Calculate the square of the number in Python using the pow() method. JobExperienceSquare

marketing1['JobExperienceSquared'] = marketing1['JobExperience'].apply(lambda x: pow(x, 2))

Lest calculate the Multiple Regression Model for those variables that already were created
Income_vs_YearsEducation1 = ols("Income ~ YearsEducation + JobExperience + JobExperienceSquared",
                        data=marketing1).fit()
print(Income_vs_YearsEducation1.params)
OUTPUT
Intercept                4306.238982
YearsEducation          -3482.609229
JobExperience           17753.208824
JobExperienceSquared     -788.168509
dtype: float64

The intercept value of 4306.238982 represents the estimated income when the YearsEducation is zero. The coefficinet for the YearsEducation variable is -3482 indicating that on average, for each additional year of education, the expected income decrease by approximately $3482 and for each year of JobExperience the Income earned will be $17753 and the JobExperienceSqueared is positive until certain point where it will start to decrease by -788 the Income



Lest includ the categorical variable maritalstatus in the regression model without using dummy coding or one-hot encoding. Instead, lets use the levels of the variable as parameters in the model formula.
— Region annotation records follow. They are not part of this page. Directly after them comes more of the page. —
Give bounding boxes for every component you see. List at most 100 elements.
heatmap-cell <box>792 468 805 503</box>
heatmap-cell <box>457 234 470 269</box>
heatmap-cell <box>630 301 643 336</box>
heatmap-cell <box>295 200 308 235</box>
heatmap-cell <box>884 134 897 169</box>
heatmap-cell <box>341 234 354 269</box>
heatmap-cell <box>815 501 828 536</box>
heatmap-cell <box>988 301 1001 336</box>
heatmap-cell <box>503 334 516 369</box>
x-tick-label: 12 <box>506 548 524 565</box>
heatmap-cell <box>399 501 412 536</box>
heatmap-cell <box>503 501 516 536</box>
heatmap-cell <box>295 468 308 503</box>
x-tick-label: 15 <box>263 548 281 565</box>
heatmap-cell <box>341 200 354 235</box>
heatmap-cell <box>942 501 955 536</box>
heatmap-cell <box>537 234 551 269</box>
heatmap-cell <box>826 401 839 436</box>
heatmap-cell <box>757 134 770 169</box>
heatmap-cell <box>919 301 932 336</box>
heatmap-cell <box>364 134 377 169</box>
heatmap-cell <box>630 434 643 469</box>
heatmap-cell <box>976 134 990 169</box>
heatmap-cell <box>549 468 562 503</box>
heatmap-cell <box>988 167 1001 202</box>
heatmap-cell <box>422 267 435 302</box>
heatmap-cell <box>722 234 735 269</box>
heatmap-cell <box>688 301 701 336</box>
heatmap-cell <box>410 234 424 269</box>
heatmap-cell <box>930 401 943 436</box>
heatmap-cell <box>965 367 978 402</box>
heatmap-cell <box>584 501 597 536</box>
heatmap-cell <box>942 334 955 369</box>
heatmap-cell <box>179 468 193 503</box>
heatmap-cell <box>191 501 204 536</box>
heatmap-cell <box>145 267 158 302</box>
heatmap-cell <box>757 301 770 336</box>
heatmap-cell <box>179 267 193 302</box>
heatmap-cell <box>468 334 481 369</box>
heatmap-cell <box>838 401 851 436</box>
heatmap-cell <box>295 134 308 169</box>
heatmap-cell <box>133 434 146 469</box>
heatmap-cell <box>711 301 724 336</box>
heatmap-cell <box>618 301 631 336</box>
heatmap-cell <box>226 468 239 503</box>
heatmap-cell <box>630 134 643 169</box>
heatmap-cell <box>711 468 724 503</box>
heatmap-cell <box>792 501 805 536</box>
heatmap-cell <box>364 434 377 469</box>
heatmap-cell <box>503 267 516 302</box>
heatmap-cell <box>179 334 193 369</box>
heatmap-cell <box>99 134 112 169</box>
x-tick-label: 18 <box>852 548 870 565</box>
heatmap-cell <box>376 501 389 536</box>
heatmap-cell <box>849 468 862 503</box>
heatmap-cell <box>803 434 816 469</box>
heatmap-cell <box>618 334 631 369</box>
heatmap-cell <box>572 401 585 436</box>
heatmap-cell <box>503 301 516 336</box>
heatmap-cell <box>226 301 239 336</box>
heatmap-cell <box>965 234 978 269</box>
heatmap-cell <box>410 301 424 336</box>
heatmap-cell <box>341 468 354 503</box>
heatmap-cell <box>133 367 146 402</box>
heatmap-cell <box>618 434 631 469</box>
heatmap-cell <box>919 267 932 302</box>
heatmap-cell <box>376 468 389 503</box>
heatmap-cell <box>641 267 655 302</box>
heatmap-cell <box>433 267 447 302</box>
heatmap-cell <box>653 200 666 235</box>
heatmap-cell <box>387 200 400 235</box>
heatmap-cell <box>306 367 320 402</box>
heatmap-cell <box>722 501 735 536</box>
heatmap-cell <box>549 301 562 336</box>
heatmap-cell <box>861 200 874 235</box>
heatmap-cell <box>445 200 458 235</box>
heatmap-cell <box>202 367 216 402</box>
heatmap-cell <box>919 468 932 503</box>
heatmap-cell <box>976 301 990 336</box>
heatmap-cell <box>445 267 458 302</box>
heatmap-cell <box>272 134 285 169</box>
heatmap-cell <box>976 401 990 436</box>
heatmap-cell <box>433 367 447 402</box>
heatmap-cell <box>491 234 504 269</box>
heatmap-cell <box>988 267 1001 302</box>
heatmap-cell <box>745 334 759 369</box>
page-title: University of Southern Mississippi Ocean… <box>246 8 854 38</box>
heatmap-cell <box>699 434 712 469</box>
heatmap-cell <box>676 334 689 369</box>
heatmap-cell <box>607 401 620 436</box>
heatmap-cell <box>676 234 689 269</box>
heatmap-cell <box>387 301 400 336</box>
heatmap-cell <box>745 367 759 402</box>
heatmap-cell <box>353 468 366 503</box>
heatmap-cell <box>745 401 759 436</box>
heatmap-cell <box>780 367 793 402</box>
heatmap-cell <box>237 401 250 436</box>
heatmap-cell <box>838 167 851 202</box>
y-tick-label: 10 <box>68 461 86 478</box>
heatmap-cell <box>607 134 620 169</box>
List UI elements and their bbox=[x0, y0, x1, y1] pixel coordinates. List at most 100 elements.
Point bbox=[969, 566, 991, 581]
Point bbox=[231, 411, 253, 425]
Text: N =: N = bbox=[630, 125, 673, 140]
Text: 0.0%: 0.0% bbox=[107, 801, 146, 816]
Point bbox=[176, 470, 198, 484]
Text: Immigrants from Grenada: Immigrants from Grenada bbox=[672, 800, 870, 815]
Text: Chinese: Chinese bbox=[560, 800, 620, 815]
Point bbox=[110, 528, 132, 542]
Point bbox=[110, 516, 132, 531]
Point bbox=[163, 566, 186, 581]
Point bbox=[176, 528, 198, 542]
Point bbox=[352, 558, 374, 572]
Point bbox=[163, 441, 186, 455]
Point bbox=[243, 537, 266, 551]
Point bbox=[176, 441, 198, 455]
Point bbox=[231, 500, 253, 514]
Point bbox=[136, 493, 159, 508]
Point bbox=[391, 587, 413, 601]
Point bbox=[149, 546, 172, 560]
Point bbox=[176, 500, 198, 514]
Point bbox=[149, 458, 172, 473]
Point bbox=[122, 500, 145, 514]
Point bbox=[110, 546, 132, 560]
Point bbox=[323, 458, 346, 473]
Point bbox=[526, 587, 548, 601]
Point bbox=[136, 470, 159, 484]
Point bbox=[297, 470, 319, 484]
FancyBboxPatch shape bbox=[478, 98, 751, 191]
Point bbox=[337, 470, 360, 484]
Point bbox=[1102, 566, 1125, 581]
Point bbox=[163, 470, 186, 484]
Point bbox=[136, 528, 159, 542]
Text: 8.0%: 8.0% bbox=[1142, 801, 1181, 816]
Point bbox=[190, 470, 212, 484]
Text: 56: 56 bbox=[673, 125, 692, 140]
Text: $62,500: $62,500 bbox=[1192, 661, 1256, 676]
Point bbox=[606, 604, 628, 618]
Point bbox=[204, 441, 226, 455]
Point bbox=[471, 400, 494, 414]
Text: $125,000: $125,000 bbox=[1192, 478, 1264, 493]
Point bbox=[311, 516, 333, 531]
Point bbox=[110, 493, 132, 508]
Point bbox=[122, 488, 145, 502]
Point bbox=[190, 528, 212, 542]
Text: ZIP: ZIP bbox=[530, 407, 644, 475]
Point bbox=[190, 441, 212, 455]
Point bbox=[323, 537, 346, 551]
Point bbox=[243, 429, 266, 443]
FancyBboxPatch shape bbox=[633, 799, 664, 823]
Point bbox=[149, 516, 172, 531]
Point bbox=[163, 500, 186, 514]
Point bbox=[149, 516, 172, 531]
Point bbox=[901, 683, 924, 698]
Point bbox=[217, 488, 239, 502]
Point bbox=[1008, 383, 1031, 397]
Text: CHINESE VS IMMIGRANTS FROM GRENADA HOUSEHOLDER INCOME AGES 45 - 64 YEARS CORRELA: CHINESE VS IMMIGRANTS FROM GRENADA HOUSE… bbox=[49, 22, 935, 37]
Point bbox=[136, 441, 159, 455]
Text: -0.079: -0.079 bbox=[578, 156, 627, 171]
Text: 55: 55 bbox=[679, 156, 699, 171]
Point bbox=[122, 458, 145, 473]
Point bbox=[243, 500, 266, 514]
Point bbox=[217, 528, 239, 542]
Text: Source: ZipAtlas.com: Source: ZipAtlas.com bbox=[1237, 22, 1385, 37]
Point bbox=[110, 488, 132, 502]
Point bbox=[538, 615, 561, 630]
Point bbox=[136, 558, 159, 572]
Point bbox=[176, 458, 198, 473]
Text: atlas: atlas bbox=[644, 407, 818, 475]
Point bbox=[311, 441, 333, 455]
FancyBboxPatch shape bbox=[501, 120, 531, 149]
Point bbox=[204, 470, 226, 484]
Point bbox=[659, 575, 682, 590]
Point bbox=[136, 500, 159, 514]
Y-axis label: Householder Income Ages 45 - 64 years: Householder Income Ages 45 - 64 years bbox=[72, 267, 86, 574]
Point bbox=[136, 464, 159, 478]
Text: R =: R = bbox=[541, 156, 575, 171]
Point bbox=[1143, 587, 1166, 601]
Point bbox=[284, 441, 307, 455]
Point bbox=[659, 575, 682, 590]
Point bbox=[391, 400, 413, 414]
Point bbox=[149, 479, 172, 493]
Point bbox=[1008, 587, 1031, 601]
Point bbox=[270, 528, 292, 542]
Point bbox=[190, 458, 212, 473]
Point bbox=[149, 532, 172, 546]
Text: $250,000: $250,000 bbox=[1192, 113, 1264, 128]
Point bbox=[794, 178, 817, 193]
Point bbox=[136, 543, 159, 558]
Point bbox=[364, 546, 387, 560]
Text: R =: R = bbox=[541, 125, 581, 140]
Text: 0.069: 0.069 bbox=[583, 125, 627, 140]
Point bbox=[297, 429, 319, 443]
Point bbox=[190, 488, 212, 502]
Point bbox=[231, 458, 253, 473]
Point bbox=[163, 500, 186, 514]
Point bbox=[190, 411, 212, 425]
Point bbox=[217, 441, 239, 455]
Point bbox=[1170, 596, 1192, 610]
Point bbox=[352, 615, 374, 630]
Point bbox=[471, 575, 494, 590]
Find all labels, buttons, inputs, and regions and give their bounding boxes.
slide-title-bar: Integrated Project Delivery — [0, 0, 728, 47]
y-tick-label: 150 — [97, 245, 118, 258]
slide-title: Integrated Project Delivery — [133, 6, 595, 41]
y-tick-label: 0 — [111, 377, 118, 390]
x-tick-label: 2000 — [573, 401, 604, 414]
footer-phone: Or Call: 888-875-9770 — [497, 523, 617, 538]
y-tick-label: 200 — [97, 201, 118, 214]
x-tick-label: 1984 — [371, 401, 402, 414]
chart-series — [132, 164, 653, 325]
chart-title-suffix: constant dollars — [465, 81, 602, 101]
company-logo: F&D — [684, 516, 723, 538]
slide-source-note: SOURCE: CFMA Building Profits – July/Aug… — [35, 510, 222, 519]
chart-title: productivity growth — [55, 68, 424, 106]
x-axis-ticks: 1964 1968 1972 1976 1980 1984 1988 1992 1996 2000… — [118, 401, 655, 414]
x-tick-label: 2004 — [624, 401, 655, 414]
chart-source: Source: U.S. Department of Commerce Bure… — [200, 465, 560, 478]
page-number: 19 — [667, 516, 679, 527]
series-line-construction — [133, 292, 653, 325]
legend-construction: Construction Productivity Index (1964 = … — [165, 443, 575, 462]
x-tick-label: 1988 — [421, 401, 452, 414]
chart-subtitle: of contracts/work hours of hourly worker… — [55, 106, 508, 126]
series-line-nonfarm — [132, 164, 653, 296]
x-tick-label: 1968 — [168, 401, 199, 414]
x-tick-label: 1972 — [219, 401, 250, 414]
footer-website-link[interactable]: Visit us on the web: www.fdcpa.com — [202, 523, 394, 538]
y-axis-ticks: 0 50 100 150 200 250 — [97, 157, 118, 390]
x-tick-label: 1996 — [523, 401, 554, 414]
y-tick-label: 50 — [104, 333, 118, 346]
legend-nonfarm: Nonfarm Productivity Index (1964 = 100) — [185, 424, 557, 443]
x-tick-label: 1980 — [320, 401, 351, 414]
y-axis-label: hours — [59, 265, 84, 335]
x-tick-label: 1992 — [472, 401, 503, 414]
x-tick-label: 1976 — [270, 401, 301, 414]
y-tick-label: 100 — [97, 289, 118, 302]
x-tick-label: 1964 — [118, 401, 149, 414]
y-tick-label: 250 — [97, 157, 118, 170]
Income_vs_numcateg = ols("Income ~ YearsEducation + JobExperience + JobExperienceSquared + maritalstatus + 0",
                        data=marketing1).fit()
print(Income_vs_numcateg.params)
OUTPUT
maritalstatus[Divorced]     5168.166512
maritalstatus[Married]      4660.514211
maritalstatus[Single]       4707.647165
maritalstatus[Together]     4927.548932
maritalstatus[Widow]        9181.141773
YearsEducation             -3469.387292
JobExperience              17571.756723
JobExperienceSquared        -778.507442
dtype: float64
Here is an interpretation:

maritalstatusDivorced: On average, individuals who are divorced have an estimated increase in income of $5.168.17 units compared to the reference level. maritalstatusMarried: On average, individuals who are married have an estimated increase in income of $4.660.51 units compared to the reference level. maritalstatusSingle: On average, individuals who are single have an estimated increase in income of $4.707.65 units compared to the reference level. maritalstatusTogether: On average, individuals who are in a relationship (together) have an estimated increase in income of $4.927.55 units compared to the reference level. maritalstatusWidow: On average, individuals who are widowed have an estimated increase in income of $9.181.14 units compared to the reference level.

Additionally, negative coefficient values for YearsEducation suggest that an increase in years of education is associated with a decrease in income, all else being equal. Positive coefficients for JobExperience and JobExperienceSquared suggest that higher levels of job experience (and its squared term) are associated with higher income.